We but mirror the world.  All the tendencies present in the outer world are to be found in the world of our body.  If we could change ourselves, the tendencies in the world would also change.  As a man changes his own nature, so does the attitude of the world change towards him.  This is the divine mystery supreme.  A wonderful thing it is and the source of our happiness. We need not wait to see what others do.

It will take all of us working together to deal with climate change, to care for our common home.  Even working together there are no guarantees we will succeed in avoiding catastrophic impacts.  We won’t all work on the issue in the same way, but we can find satisfaction in making the changes we believe necessary.
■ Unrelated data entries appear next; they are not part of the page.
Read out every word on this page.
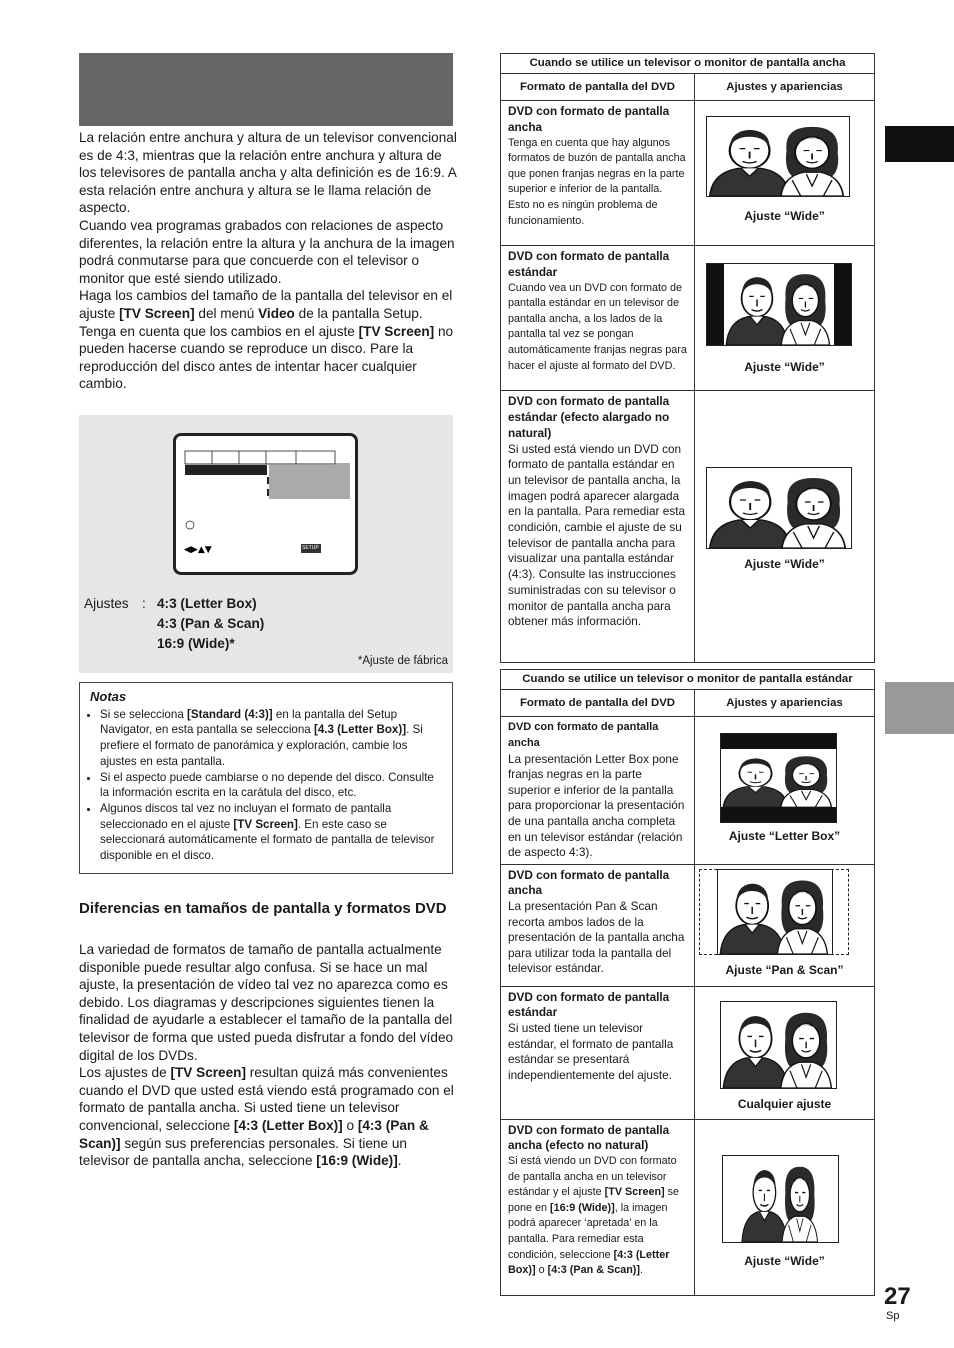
La relación entre anchura y altura de un televisor convencional es de 4:3, mientras que la relación entre anchura y altura de los televisores de pantalla ancha y alta definición es de 16:9. A esta relación entre anchura y altura se le llama relación de aspecto.

Cuando vea programas grabados con relaciones de aspecto diferentes, la relación entre la altura y la anchura de la imagen podrá conmutarse para que concuerde con el televisor o monitor que esté siendo utilizado.

Haga los cambios del tamaño de la pantalla del televisor en el ajuste [TV Screen] del menú Video de la pantalla Setup. Tenga en cuenta que los cambios en el ajuste [TV Screen] no pueden hacerse cuando se reproduce un disco. Pare la reproducción del disco antes de intentar hacer cualquier cambio.

◀▶▲▼	SETUP
Ajustes : 4:3 (Letter Box)
4:3 (Pan & Scan)
16:9 (Wide)*
*Ajuste de fábrica
Notas
• Si se selecciona [Standard (4:3)] en la pantalla del Setup Navigator, en esta pantalla se selecciona [4.3 (Letter Box)]. Si prefiere el formato de panorámica y exploración, cambie los ajustes en esta pantalla.
• Si el aspecto puede cambiarse o no depende del disco. Consulte la información escrita en la carátula del disco, etc.
• Algunos discos tal vez no incluyan el formato de pantalla seleccionado en el ajuste [TV Screen]. En este caso se seleccionará automáticamente el formato de pantalla de televisor disponible en el disco.
Diferencias en tamaños de pantalla y formatos DVD

La variedad de formatos de tamaño de pantalla actualmente disponible puede resultar algo confusa. Si se hace un mal ajuste, la presentación de vídeo tal vez no aparezca como es debido. Los diagramas y descripciones siguientes tienen la finalidad de ayudarle a establecer el tamaño de la pantalla del televisor de forma que usted pueda disfrutar a fondo del vídeo digital de los DVDs.

Los ajustes de [TV Screen] resultan quizá más convenientes cuando el DVD que usted está viendo está programado con el formato de pantalla ancha. Si usted tiene un televisor convencional, seleccione [4:3 (Letter Box)] o [4:3 (Pan & Scan)] según sus preferencias personales. Si tiene un televisor de pantalla ancha, seleccione [16:9 (Wide)].

Cuando se utilice un televisor o monitor de pantalla ancha	
Formato de pantalla del DVD	Ajustes y apariencias

DVD con formato de pantalla ancha
Tenga en cuenta que hay algunos formatos de buzón de pantalla ancha que ponen franjas negras en la parte superior e inferior de la pantalla.
Esto no es ningún problema de funcionamiento.	Ajuste “Wide”

DVD con formato de pantalla estándar
Cuando vea un DVD con formato de pantalla estándar en un televisor de pantalla ancha, a los lados de la pantalla tal vez se pongan automáticamente franjas negras para hacer el ajuste al formato del DVD.	Ajuste “Wide”

DVD con formato de pantalla estándar (efecto alargado no natural)
Si usted está viendo un DVD con formato de pantalla estándar en un televisor de pantalla ancha, la imagen podrá aparecer alargada en la pantalla. Para remediar esta condición, cambie el ajuste de su televisor de pantalla ancha para visualizar una pantalla estándar (4:3). Consulte las instrucciones suministradas con su televisor o monitor de pantalla ancha para obtener más información.	Ajuste “Wide”
Cuando se utilice un televisor o monitor de pantalla estándar	
Formato de pantalla del DVD	Ajustes y apariencias

DVD con formato de pantalla ancha
La presentación Letter Box pone franjas negras en la parte superior e inferior de la pantalla para proporcionar la presentación de una pantalla ancha completa en un televisor estándar (relación de aspecto 4:3).	Ajuste “Letter Box”

DVD con formato de pantalla ancha
La presentación Pan & Scan recorta ambos lados de la presentación de la pantalla ancha para utilizar toda la pantalla del televisor estándar.	Ajuste “Pan & Scan”

DVD con formato de pantalla estándar
Si usted tiene un televisor estándar, el formato de pantalla estándar se presentará independientemente del ajuste.	Cualquier ajuste

DVD con formato de pantalla ancha (efecto no natural)
Si está viendo un DVD con formato de pantalla ancha en un televisor estándar y el ajuste [TV Screen] se pone en [16:9 (Wide)], la imagen podrá aparecer ‘apretada’ en la pantalla. Para remediar esta condición, seleccione [4:3 (Letter Box)] o [4:3 (Pan & Scan)].	Ajuste “Wide”
27
Sp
7. Help others, don’t blame them

Most of America is suffering…from the pandemic, from economic insecurity, from violence, from debt, from weather disasters, etc.  We rightfully fear that our way of life is collapsing around us.  We hear an abundance of voices clamoring that our country, our civilization, or our way of life is in danger of unraveling.  Indeed it’s not difficult to see danger almost anywhere one looks.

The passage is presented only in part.